CAPITULO I
Había una vez, un matrimonio sumamente pobre. No tenían pan que poner en la mesa ni mesa para poner el pan. No tenían casa alguna donde colocar aquélla, ni pedazo de tierra en el que pudieran construir una casa. Si hubiesen poseído un pedazo de tierra, habrían podido hallar algo con que edificar la casa. Si hubiesen poseído esta casa, habrían podido tener en ella la mesa, y si hubiesen tenido la mesa, de vez en cuando, sin duda, habrían podido hallar un poco de pan que guardar en ella. Pero como no tenían ni terreno ni casa, ni artesa ni pan, eran, en verdad, de los pobres muy pobres, y lo que más falta les hacía era una casa propia donde pudieran encender algunos troncos secos, y sentarse a charlar junto a la luna.
CAPITULO II
La víspera de Navidad este pobre matrimonio se sentía más pobre y más triste que nunca.

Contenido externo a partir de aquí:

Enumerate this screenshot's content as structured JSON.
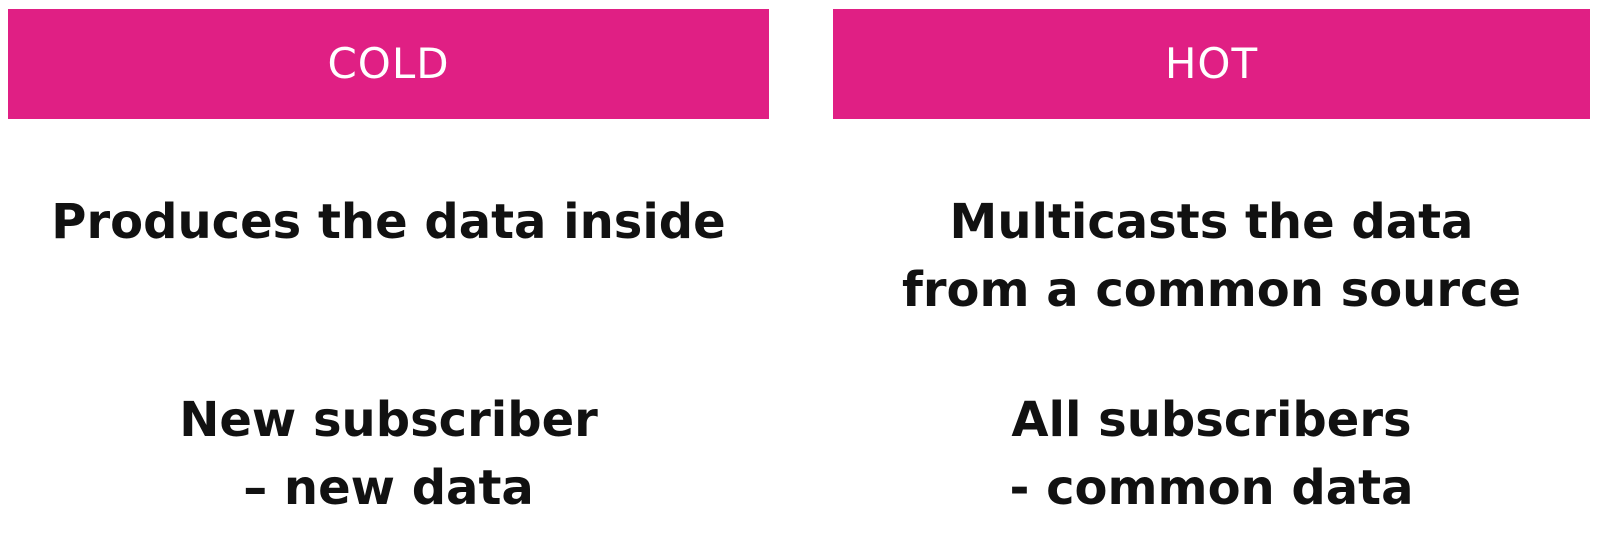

Mientras iban lamentándose por la grande carretera solitaria, rodeados de las negras tinieblas de la noche, se encontraron con un pobre perro que ladraba tímidamente.
Los pobres son bondadosos con los pobres, y se ayudan unos a otros, y aquellos dos pobres tomaron al perro consigo, y no se cuidaron de comer ellos cosa alguna, sino que dieron al animal un poco de comida que les habían proporcionado de limosna.
El perro, después de comer, echó a andar delante de ellos y los guió a través de las negras tinieblas hasta una vieja cabaña abandonada.
Había dos banquetas y un hogar en esta cabaña, según pudieron ver por un rayo de luna, que lució y desapareció al mismo tiempo, y el perro desapareció también con el rayo de luna.
CAPITULO III
Asustados pronto se hallaron sentados en la oscuridad delante del negro hogar, que la falta de fuego hacía todavía más negro.
-¡Ah -dijeron-, si tuviéramos únicamente un par de maderas! ¡Hace mucho frío!, y ¿qué podía haber más agradable que estar sentados calentándonos junto a un poco de fuego y contando cuentos?
Pero no había en el hogar fuego alguno, porque eran muy pobres, verdaderamente pobrísimos.
De pronto aparecieron dos brasas brillantes y ardientes en el fondo de la chimenea; dos hermosos ojos de fuego, amarillos como el oro.
Y el viejo frotó sus manos muy feliz y dijo a su esposa:
-¿No notas qué bien se está y qué calorcito se siente?
-Sí, por cierto -respondió la anciana-, y acercó las manos a la lumbre. -Sóplalas -dijo ella.
-¡No, no! -replicó el marido-. Eso las haría arder de prisa.
Y así empezaron a charlar para matar el tiempo, sin tristeza ya, porque se sentían animados a la vista de las dos pequeñas brasas amarillas.
CAPITULO IX
Los pobres son felices con muy poca cosa, y estos dos se alegraban al ver el hermoso regalo de fogata que se les había hecho, junto a la cual estuvieron sentados toda la noche calentándose, seguros de que el Niño Jesús los quería mucho, porque las dos brasas lucientes brillaron misteriosamente toda la noche, sin extinguirse.
cuando llegó la mañana estos dos pobres, que habían pasado abrigados y contentos toda la noche, vieron en el fondo de la chimenea al pobre perro que los miraba con sus grandes ojos amarillos.
El reflejo de aquellos ojos eran lo que mantuvo a aquellos dos pobres tan abrigados y contentos.
-El tesoro suyo es no perder la esperanza les dijo el perro muy suavemente.